Battleship Bombing (2/3 – 2/16)
Kyrie being shocked by the Luka Doncic trade challenged Nico Harrison, the GM, to a game of Battleship. Nico can place \(n\) ships in any lattice point (\(a_i \in \mathbb{Z}^2)\) and can set the speed of each ship to be \(s_i \in \mathbb{Z}^2\) per second. The location of ship \(i\) at time \(t\) would be \(a_i + t \cdot s_i\).
Kyrie can guess a spot for each battleship each second. At times \(t_0, t_1, \dots\) he guesses a lattice point. If there are any ships on the location he guessed, all the ships in that location sink.
Ex: If \(n=3\), Nico can set up the ships as \(a_1 = (-1,-3), a_2 = (1, 0), a_3 = (1, 2)\) and \(s_1 = (0, 2), s_2 = (0, 1), s_3 = (0, 0)\). If Kyrie guesses \((-1,-3), (2, 0), (1,2)\) at times \(t = 0, 1, 2\). Then, the first ship would sink on \(t = 0\) and the second and third ship would sink on \(t = 2\).
(a) Suppose \(n = 1\) and \(s_1 = (0, 0)\). Find a strategy that guarantees Kyrie to sink the ship eventually.
(b) Suppose \(n = 1\) and \(s_1 \in \mathbb{Z}^2\). Find a strategy that guarantees Kyrie to sink the ship eventually.
(c) For the rest of the problems, suppose \(n\) is any positive integer. Find a strategy that guarantees Kyrie to sink all the ships eventually.
(d) Now, Nico can change the location and speed of each ship exactly once at any point of the game. Find a strategy that guarantees Kyrie to sink all the ships eventually.
(e) Now, Nico can change the location and speed of each ship \(m\) times at any point of the game where \(m\) is any positive integer. Find a strategy that guarantees Kyrie to sink all the ships eventually.
Solution
(a) Find a bijection \(f: \mathbb{N} \to \mathbb{Z}^2\) and at time \(t\), guess the location corresponding to \(f(t)\).

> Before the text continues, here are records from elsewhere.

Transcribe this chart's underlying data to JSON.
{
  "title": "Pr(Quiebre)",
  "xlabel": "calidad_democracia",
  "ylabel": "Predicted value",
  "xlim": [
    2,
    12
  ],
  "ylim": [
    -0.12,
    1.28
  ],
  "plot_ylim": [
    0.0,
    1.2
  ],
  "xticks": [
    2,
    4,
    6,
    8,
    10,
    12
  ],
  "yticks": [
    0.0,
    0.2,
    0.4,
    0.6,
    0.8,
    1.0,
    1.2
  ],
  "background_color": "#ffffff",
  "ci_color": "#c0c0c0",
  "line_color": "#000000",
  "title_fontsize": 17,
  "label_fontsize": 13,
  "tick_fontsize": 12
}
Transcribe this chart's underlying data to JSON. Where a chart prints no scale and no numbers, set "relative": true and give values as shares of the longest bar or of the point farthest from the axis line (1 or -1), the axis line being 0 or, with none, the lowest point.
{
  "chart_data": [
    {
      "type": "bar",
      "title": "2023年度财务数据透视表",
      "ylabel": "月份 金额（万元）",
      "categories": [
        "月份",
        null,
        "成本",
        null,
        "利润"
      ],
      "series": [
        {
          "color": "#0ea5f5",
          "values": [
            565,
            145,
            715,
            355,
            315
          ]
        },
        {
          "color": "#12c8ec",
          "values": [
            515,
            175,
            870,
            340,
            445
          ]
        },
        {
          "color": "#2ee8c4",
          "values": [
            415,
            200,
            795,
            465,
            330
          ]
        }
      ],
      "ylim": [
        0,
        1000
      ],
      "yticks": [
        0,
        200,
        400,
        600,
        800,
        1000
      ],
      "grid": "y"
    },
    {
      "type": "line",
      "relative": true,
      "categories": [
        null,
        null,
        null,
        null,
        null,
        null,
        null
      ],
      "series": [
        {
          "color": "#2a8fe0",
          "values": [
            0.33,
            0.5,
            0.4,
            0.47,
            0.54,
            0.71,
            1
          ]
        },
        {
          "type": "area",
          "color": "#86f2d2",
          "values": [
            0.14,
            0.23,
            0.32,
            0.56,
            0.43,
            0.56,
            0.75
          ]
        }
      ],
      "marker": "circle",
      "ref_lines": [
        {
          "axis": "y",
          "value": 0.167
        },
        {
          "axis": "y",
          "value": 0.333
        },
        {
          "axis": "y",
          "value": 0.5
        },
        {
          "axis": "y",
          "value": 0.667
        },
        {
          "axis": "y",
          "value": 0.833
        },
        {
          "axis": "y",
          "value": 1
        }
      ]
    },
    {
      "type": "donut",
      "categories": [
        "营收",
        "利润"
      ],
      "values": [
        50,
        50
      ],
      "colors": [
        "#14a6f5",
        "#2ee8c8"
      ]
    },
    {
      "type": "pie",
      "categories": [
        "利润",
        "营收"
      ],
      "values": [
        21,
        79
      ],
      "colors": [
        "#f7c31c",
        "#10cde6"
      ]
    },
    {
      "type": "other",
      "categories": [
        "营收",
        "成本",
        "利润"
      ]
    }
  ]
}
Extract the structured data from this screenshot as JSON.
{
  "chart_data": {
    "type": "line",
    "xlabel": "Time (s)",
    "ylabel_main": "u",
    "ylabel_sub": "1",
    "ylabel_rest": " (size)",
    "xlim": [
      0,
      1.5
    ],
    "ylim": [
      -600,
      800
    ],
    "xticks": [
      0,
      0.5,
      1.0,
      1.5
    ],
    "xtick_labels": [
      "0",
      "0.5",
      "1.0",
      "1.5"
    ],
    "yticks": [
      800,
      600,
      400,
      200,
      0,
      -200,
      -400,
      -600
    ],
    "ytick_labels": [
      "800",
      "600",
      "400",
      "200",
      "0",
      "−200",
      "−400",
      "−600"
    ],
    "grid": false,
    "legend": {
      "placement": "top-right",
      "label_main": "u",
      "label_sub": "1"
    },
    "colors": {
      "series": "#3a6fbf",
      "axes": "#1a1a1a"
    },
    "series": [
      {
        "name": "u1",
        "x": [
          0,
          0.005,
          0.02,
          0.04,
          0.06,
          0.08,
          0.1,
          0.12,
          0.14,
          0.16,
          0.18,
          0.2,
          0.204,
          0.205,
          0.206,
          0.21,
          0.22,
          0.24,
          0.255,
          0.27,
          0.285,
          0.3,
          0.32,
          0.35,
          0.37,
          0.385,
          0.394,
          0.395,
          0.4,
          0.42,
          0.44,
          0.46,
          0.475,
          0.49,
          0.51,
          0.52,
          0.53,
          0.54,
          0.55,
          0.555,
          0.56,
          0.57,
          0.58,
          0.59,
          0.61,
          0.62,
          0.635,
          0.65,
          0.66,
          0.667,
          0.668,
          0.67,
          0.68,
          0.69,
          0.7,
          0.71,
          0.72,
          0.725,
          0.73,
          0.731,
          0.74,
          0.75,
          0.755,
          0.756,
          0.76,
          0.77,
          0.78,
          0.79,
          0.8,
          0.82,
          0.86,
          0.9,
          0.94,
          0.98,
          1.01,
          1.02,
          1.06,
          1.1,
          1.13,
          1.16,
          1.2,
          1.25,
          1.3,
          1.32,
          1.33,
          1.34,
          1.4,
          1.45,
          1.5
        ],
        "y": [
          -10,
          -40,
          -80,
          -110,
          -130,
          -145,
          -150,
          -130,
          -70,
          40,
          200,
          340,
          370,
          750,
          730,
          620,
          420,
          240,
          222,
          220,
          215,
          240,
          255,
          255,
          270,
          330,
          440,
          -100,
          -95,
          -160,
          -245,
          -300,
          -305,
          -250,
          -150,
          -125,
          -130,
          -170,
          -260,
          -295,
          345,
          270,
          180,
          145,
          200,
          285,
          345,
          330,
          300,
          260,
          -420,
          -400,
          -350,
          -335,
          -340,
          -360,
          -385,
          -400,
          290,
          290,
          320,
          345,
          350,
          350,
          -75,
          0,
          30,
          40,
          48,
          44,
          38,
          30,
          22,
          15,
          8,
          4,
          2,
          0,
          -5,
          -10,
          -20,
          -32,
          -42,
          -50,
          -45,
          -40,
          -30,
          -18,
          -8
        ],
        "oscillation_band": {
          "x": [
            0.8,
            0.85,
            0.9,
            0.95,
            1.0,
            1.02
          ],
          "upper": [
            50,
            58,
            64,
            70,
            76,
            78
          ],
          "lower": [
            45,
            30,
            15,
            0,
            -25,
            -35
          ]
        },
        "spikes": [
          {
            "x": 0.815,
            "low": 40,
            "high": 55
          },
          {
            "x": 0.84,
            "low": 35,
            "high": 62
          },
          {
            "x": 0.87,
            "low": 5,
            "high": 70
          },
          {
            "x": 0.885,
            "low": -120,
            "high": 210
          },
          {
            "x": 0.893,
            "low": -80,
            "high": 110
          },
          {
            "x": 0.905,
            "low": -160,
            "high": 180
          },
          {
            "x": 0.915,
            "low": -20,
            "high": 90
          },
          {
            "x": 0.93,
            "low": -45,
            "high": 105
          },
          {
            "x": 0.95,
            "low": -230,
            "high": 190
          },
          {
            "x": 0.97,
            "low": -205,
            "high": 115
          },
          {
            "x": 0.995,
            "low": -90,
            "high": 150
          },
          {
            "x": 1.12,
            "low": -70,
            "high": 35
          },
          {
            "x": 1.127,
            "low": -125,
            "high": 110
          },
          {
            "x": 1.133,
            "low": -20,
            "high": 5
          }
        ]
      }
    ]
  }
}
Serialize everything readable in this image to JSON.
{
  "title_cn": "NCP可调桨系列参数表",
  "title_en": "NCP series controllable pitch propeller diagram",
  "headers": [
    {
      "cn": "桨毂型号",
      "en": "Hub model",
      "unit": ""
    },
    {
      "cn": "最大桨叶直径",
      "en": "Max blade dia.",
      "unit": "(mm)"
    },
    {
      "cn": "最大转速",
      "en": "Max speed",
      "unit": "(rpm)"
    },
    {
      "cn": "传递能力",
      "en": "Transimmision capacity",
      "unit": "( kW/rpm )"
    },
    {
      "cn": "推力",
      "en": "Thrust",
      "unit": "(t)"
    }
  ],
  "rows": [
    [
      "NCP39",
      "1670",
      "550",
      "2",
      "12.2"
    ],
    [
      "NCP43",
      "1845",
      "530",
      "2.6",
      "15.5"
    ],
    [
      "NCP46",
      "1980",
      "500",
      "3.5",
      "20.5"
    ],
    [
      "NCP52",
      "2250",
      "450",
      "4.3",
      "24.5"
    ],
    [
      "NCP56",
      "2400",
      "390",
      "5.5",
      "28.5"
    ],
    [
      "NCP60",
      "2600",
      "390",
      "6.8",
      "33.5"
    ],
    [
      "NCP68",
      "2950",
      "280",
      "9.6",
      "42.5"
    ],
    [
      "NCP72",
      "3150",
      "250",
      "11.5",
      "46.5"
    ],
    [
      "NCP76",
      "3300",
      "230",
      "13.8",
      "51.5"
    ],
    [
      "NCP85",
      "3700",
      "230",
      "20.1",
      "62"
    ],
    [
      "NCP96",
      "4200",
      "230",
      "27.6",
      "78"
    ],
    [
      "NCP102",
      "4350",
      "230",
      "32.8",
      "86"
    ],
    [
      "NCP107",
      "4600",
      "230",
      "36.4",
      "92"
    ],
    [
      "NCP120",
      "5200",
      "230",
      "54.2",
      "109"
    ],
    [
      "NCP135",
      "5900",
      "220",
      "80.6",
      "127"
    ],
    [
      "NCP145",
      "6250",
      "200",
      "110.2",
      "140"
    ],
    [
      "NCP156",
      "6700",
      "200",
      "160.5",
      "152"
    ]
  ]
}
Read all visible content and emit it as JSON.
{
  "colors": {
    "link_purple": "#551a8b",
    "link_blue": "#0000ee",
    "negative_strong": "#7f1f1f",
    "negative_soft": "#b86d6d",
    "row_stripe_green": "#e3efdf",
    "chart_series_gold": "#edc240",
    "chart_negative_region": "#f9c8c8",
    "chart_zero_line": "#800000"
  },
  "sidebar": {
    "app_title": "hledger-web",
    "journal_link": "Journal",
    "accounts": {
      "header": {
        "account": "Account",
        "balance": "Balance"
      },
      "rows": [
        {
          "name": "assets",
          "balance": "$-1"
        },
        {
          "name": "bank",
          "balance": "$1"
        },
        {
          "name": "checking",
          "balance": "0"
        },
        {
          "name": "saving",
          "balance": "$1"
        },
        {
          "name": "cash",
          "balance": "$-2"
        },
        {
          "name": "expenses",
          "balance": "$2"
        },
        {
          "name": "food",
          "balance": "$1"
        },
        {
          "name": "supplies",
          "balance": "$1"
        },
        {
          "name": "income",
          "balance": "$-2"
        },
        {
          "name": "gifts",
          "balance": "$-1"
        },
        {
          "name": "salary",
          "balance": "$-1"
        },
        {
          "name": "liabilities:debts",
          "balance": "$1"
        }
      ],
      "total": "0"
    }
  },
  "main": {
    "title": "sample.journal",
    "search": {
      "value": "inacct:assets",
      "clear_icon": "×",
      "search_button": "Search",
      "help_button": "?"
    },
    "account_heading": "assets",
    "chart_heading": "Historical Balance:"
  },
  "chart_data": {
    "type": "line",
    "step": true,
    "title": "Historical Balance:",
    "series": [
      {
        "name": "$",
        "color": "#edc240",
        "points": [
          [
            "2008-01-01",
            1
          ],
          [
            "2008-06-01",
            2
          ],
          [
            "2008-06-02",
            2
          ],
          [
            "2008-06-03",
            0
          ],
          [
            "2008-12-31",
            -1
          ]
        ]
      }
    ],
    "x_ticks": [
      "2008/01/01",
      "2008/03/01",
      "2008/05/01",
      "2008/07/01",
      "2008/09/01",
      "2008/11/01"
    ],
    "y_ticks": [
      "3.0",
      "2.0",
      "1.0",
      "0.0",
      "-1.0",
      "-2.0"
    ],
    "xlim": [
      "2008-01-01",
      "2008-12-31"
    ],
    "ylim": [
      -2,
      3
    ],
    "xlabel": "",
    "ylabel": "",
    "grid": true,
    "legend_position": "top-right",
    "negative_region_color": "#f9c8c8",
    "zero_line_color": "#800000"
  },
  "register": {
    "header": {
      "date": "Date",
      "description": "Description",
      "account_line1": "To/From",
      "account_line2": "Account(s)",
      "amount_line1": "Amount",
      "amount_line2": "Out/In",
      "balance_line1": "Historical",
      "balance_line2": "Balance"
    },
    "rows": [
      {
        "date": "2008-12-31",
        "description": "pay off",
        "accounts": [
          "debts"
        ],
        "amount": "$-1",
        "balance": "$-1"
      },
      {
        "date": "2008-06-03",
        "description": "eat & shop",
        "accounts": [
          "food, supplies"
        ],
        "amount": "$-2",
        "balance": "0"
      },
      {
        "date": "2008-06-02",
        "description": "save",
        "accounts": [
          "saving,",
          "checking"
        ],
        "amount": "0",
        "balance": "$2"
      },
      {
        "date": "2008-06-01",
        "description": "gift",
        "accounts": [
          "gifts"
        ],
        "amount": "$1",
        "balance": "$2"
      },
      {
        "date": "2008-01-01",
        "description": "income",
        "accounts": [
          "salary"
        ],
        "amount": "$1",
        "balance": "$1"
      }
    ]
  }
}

(b) Find a bijection \(f: \mathbb{N} \to \mathbb{Z}^2 \times \mathbb{Z}^2\) (location \((a)\), speed \((s)\)) and at time \(t\), guess the location corresponding to \(a_t + s_t \cdot t\).
(c) Do strategy from (b) \(n\) times.
(d) Now, we want a sequence \((A_t)_{t=0}^{\infty} \to \mathbb{Z}^2 \times \mathbb{Z}^2\) (location, speed) such that at any point \(t_0\), the sequence \((A_t)_{t=t_0}^{\infty}\) is a surjection to \(\mathbb{Z}^2 \times \mathbb{Z}^2\). Consider the sequence:
\[a_0 = f(0), a_1 = f(0), a_2 = f(1), a_3 = f(0), a_4 = f(1), a_5 = f(2), \dots\]
Clearly, at any point \(t_0\), the sequence \((A_t)_{t=t_0}^{\infty}\) is a surjection to \(\mathbb{Z}^2 \times \mathbb{Z}^2\). At time \(t\), guess the location corresponding to \(A_t(a) + A_t(s) \cdot t\). Copy this for every ship.
(e) The same strategy works. Suppose we can break the ship if they can switch \(k\) times. We show that even if they can switch \(k+1\) times, we can break their ship. Since we can break the ship if they can switch \(k\) times, they will have to use all the \(k+1\) switches at some \(t = t_0\). However from part (d), we know that \((A_t)_{t=t_0}^{\infty}\) is a surjection to \(\mathbb{Z}^2 \times \mathbb{Z}^2\).